If Roisman can’t muster the votes to buy a tape recorder, Concerned About the Co-op’s transparency campaign is in trouble.

Then again, if the board’s general manager search is any indication, it already may be.

Although Terry Appleby, who has been at the helm for more than 20 years, won’t be retiring until the end of this year, Drye took no chances that Concerned About the Co-op might hijack the hiring process. (No one from the group is on the search committee.)

The committee, headed by Michael Bettmann, a Drye loyalist, was up and running long before April’s board election. At last week’s board meeting, Bettmann announced the search had already been narrowed to four candidates.

He didn’t mention the total number of applicants, or how many of the finalists, if any, were women or minorities. On Tuesday, I emailed Bettmann, who was kind enough to get back quickly.

“We’ve had over 20 candidates to consider, and we have been actively looking for women and minorities candidates,” he responded. “Much of what the committee is doing now is vetting candidates, so specifics are confidential.”

In other words, the Co-op continues to operate on a need-to-know basis. (And I clearly don’t need to know.)

The full board is expected to hear the committee’s recommendations — likely between one and three finalists — at the end of the month. It’ll be worth watching to see whether Co-op members will have an opportunity to meet the finalists before a decision is made.
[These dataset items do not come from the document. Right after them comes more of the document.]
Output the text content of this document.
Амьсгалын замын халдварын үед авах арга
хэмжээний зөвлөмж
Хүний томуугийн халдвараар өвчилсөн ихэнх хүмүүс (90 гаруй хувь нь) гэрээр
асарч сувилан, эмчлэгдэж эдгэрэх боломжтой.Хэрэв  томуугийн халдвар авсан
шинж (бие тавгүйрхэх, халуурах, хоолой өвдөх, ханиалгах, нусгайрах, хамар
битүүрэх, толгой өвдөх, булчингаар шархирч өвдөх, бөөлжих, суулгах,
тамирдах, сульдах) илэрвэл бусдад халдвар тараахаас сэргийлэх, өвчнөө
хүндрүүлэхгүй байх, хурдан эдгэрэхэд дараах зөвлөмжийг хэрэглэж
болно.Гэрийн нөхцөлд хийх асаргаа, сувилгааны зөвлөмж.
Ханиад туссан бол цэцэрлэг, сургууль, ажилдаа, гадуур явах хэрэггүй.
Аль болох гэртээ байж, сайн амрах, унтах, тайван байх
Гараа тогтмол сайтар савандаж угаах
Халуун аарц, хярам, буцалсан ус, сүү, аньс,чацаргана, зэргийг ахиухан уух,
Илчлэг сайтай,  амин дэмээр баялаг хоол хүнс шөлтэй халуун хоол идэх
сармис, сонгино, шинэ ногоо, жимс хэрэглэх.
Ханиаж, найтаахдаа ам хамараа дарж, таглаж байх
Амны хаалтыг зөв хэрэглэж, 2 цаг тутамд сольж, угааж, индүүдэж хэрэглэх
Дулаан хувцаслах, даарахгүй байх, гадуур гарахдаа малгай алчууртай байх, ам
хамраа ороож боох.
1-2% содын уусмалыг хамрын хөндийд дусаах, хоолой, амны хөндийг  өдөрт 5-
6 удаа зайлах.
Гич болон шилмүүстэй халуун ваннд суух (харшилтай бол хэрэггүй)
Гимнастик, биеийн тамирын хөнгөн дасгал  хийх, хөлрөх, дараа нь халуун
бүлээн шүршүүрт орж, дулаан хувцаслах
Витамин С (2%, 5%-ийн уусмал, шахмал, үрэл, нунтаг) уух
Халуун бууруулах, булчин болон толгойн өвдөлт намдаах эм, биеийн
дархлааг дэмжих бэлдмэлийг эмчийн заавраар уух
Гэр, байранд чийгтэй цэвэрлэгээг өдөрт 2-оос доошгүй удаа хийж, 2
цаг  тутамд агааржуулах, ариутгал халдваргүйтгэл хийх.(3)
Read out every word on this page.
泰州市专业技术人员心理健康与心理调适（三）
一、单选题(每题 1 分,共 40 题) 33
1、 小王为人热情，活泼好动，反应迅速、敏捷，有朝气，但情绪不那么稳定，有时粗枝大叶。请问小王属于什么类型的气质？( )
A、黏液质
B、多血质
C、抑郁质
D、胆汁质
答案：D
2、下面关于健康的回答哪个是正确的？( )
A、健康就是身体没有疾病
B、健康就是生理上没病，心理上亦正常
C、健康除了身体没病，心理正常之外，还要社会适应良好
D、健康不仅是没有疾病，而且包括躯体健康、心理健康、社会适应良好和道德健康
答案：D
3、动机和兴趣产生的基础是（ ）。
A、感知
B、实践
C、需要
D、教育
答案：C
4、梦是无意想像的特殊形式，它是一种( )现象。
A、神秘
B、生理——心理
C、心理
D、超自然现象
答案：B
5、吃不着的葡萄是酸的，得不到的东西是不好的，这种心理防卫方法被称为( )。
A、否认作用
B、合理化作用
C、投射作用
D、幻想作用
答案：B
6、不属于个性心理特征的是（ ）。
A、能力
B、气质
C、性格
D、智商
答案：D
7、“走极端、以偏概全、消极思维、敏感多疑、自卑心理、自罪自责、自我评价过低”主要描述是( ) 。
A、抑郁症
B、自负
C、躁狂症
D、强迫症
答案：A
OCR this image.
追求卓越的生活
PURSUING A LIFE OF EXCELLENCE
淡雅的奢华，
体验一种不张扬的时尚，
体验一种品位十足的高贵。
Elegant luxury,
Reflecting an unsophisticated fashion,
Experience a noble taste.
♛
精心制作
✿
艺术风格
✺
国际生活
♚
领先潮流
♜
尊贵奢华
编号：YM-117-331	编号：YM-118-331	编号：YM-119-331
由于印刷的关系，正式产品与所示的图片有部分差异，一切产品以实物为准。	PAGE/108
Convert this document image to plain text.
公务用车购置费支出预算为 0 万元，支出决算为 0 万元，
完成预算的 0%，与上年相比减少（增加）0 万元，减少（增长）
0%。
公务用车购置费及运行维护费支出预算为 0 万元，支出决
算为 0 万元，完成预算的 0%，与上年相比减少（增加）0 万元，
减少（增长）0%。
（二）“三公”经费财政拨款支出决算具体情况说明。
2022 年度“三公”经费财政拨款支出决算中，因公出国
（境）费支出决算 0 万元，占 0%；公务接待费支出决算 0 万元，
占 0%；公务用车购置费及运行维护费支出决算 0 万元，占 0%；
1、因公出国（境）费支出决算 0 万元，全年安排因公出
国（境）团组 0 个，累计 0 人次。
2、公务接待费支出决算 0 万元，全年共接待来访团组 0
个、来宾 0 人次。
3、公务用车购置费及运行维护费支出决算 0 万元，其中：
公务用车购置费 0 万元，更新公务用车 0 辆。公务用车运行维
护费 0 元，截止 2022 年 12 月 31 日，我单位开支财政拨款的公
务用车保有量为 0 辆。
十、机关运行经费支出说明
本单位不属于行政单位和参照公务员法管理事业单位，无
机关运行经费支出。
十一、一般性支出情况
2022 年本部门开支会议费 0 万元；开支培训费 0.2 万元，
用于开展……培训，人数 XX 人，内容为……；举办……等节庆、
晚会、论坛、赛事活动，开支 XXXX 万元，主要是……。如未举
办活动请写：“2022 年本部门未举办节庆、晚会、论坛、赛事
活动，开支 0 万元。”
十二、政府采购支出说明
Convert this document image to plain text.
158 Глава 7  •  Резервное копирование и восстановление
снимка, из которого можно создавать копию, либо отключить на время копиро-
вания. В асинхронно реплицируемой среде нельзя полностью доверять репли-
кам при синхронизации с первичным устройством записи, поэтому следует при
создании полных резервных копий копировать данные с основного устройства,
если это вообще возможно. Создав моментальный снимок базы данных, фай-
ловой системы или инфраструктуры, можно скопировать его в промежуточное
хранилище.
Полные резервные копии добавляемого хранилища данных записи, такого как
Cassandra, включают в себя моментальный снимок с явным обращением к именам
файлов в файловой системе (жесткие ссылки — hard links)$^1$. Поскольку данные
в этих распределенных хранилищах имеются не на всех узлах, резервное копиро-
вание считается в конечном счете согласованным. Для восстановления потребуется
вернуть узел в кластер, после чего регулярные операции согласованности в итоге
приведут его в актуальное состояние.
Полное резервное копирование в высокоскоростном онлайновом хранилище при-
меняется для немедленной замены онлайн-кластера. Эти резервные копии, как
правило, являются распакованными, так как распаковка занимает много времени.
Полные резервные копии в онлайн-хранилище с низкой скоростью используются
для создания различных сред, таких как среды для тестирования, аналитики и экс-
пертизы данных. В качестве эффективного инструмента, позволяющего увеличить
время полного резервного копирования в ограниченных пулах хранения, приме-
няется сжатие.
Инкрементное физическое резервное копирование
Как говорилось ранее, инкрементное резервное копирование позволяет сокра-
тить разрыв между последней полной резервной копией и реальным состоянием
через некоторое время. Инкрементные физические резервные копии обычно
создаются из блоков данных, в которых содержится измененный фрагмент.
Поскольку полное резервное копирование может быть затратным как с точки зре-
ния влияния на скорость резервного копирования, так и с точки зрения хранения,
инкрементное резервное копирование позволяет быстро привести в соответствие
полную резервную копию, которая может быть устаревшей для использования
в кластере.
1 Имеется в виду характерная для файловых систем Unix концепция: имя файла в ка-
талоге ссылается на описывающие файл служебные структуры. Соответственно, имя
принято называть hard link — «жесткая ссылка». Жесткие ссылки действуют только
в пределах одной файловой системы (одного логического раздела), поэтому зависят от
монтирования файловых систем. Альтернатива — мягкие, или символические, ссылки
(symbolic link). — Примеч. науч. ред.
It would also be helpful to know how much the new GM is going to earn. Past boards have kept the salaries of top management a closely guarded secret.

And speaking of secrets, Co-op members can expect to remain in the dark about the settlement of the wrongful termination lawsuit filed by former employees John Boutin and Dan King.

The recently-completed settlement includes a confidentiality clause. Tea leaf readers could probably learn a great deal, if only they knew which side proposed the clause. Typically, the losing side tends to believe silence is golden.

Still, I had to try.

“Because it’s confidential, I really can’t comment on it,” said Norwich attorney Scott McGee, who represented Boutin and King.

Co-op members deserve to know how much money, if any, Boutin and King are getting — particularly if it’s coming out their dividend checks. Or does the Co-op have insurance to cover such settlements? If so, what’s the deductible?

I emailed those questions to the Co-op’s attorney, Thomas Pappas, of Manchester, on Tuesday. I didn’t hear back.

I guess Co-op members will have to wait and see. If the price of organic baby kale suddenly skyrockets, they’ll know why.